No writer? Not one, in a century and change? Auster tends to put a lot of weight on Crane’s young shoulders. He is “America’s response to Keats and Shelley, to Schubert and Mozart”. “Badge,” he writes, predicts the existential milieu of “No Exit”. The new “Mr. Binks’ Day Off” portends nothing less than Joyce’s “Dubliners”. “The Third Violet”, a minor, dialogue-rich novel from 1897 which Auster submitted to over 30 pages of scrutiny, is not only “the world’s first screenplay” but “possibly the first postmodern novel as well. in the world”. Even “Active Service,” a dismal 1899 pot, is “insane nonsense akin to a host of 1930s MGM films starring Clark Gable.”

It is a provocation, bordering on critical malpractice, to make outrageous claims for Crane as the universe. real first screenwriter (not Shakespeare?) or postmodernist (“Tristram Shandy”?). Auster wants to privilege the audacity of Crane in the hope of installing him in the American pantheon alongside Melville, Whitman and Dickinson. Yet “Burning Boy” succeeds less as an argument for the canonization of Crane than as a showcase for the complexity of the guns. Crane’s work was, given his youth and all the dross, unfinished. He opposes any effort to make it coherent; his greatness was undermined by his financial desperation. Great writers are maturing, but Crane’s potential has been cut short by the age of many overdosed rock stars. At the top of his game, Crane was brilliant, but only a longer and more consistent career could have crystallized him.

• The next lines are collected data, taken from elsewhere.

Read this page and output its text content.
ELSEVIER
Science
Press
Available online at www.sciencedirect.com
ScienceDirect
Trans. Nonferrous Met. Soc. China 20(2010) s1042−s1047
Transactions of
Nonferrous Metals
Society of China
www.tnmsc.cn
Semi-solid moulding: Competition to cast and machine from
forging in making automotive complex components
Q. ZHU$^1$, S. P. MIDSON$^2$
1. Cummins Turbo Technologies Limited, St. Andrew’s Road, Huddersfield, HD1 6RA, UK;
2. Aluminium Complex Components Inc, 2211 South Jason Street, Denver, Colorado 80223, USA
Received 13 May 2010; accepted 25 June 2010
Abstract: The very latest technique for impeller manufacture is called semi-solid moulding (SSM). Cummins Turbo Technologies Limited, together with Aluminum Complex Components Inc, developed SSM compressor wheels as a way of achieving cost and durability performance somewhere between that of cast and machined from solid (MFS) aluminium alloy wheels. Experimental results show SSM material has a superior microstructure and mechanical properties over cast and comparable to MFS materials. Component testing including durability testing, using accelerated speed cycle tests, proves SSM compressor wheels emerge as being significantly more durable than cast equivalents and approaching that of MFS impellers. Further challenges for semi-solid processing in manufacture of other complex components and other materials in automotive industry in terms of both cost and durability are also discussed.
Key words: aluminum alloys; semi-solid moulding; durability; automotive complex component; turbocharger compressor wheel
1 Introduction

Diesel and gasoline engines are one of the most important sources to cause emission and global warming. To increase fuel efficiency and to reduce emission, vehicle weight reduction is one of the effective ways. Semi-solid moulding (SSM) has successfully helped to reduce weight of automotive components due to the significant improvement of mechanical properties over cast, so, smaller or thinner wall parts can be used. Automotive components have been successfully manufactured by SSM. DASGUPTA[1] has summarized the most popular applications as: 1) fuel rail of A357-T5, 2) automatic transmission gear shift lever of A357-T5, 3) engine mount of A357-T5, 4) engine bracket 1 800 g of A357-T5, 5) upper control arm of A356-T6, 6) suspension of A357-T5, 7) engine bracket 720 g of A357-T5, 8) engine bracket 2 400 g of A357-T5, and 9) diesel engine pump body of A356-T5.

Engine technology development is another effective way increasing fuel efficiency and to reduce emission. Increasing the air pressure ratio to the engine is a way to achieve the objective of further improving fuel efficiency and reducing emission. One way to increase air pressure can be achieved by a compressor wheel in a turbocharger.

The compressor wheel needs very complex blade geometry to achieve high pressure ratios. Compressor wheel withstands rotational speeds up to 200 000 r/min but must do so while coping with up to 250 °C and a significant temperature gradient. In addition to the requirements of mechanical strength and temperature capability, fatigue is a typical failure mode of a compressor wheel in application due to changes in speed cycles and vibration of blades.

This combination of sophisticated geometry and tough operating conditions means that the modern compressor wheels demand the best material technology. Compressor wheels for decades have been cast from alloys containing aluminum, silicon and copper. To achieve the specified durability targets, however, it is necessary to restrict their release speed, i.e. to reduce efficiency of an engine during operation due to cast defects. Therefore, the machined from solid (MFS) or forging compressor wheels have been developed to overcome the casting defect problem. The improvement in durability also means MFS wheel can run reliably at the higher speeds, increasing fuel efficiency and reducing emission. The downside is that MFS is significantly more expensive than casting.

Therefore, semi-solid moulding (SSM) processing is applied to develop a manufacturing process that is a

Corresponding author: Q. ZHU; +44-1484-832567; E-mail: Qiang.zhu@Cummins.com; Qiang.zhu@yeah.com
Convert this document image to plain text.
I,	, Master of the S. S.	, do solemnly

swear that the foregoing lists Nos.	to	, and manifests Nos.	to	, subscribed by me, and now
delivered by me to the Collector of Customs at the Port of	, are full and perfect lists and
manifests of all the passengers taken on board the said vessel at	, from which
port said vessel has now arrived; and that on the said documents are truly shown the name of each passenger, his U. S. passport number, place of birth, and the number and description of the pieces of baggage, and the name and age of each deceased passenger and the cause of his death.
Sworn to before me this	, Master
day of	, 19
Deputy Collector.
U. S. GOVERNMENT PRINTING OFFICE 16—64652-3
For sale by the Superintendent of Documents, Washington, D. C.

Auster doesn’t exaggerate Crane’s talent. But he wants to keep pointing it out, over and over again. In this regard, “Burning Boy” reads more like a poignant lament than a lifetime. The pages lengthen as if Auster continues to hope that his subject will become clear. He desperately wants to keep his subject alive a little longer. Claim – as much as a biographer can honestly do – that his hero’s end never came.

Athitakis is a writer in Phoenix and author of “The New Midwest”.